Hi Ken, I was reading a site about "Cheers secrets". I know most of them already from reading your blog, but one I didn't know was that there was a mini episode to promote buying savings bonds called "Uncle Same Malone". What can you tell us about it? said...

Carol Burnett did a version of PLAZA SUITE where she played all the women. The men were, IIRC, Hal Holbrook, Dabney Coleman, and Richard Crenna. I thought it worked better than the Matthau film. Now, Burnett and Matthau could easily have done the whole thing just the two of them.


Anonymous said...

Recently saw a Frasier where dreams in Cabin was the theme.
In one sequence the dream featured Martin engaging in a song and dance production number.
I have seen theses sort of scenes slipped into a number of non musical shows ( Taxi with Marilu Hemmer is example).
The question is do the performers suggest or ask for them so as to dust off their singing and dancing chops? or do they come organically by the writers realizing that a member of the cast have these skills and find a way to exploit them?

Justin Russo said...

I usually leave a comment about Old Hollywood as that is my escape (at age 33!)--considering the correlation between now and the 1930s, Screwball comedies are the perfect distraction (or Tiger King). My question for you is two-fold:

1. What are some of your favorite farces from the 30s-50s? (Bringing Up Baby is my personal go-to, then Ball of Fire, and any Preston Sturges)

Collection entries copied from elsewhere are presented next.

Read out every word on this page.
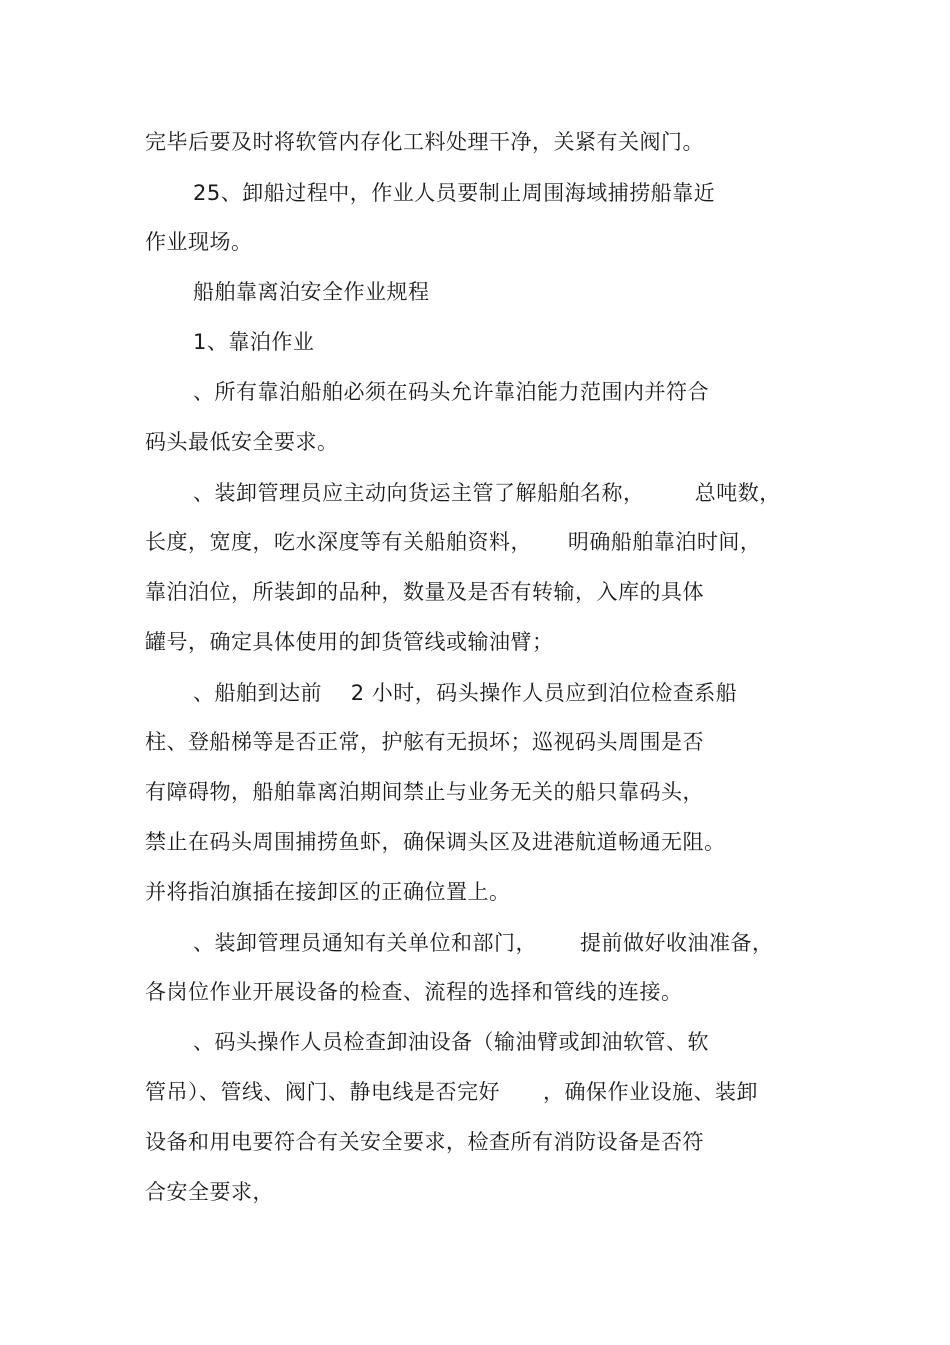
完毕后要及时将软管内存化工料处理干净，关紧有关阀门。
25、卸船过程中，作业人员要制止周围海域捕捞船靠近
作业现场。
船舶靠离泊安全作业规程
1、靠泊作业
、所有靠泊船舶必须在码头允许靠泊能力范围内并符合
码头最低安全要求。
、装卸管理员应主动向货运主管了解船舶名称，       总吨数，
长度，宽度，吃水深度等有关船舶资料，     明确船舶靠泊时间，
靠泊泊位，所装卸的品种，数量及是否有转输，入库的具体
罐号，确定具体使用的卸货管线或输油臂；
、船舶到达前    2 小时，码头操作人员应到泊位检查系船
柱、登船梯等是否正常，护舷有无损坏；巡视码头周围是否
有障碍物，船舶靠离泊期间禁止与业务无关的船只靠码头，
禁止在码头周围捕捞鱼虾，确保调头区及进港航道畅通无阻。
并将指泊旗插在接卸区的正确位置上。
、装卸管理员通知有关单位和部门，      提前做好收油准备，
各岗位作业开展设备的检查、流程的选择和管线的连接。
、码头操作人员检查卸油设备（输油臂或卸油软管、软
管吊）、管线、阀门、静电线是否完好      ，确保作业设施、装卸
设备和用电要符合有关安全要求，检查所有消防设备是否符
合安全要求，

2. Who are some of you dream stars of this period you would have loved to put together in one program that you wrote?

StoicJim said...

Jeri Ryan has said that there was one episode of Star Trek: Voyager where the writers had her in a scene with Harry Kim and her character asked him "So you wish to copulate?". She thought that the scene went against what her character was about and she's still angry about doing it.

Have you ever had or heard of an actor or actors rebel against doing a scene that they thought was offensive and the scene had to be re-written?

Mike Doran said...

In a memoir, Lee Goldberg wrote of the time when he and his partner Bill Rabkin were writing a cop show for Sammo Hung, the Chinese martial arts star.
In one episode, they had him going undercover as a manservant in order to catch the crooks.
The problem arose when Lee & Bill had him working for one of the policewomen.
Sammo wasn't bothered by being a butler; he just didn't want to be perceived as taking orders from a woman (apparently the Chinese are touchy about things like that).
It took quite a bit of negotiation (not helped by the fact that Sammo was never fluent in English) - but somehow the thing got done …

Fun business you guys are in, isn't it?

sanford said...

Stoic Jim wrote concerning Jeri Ryan. She was on 2 and half men 3 times. I have watched those shows a million times. I think she heard a lot worse on that show.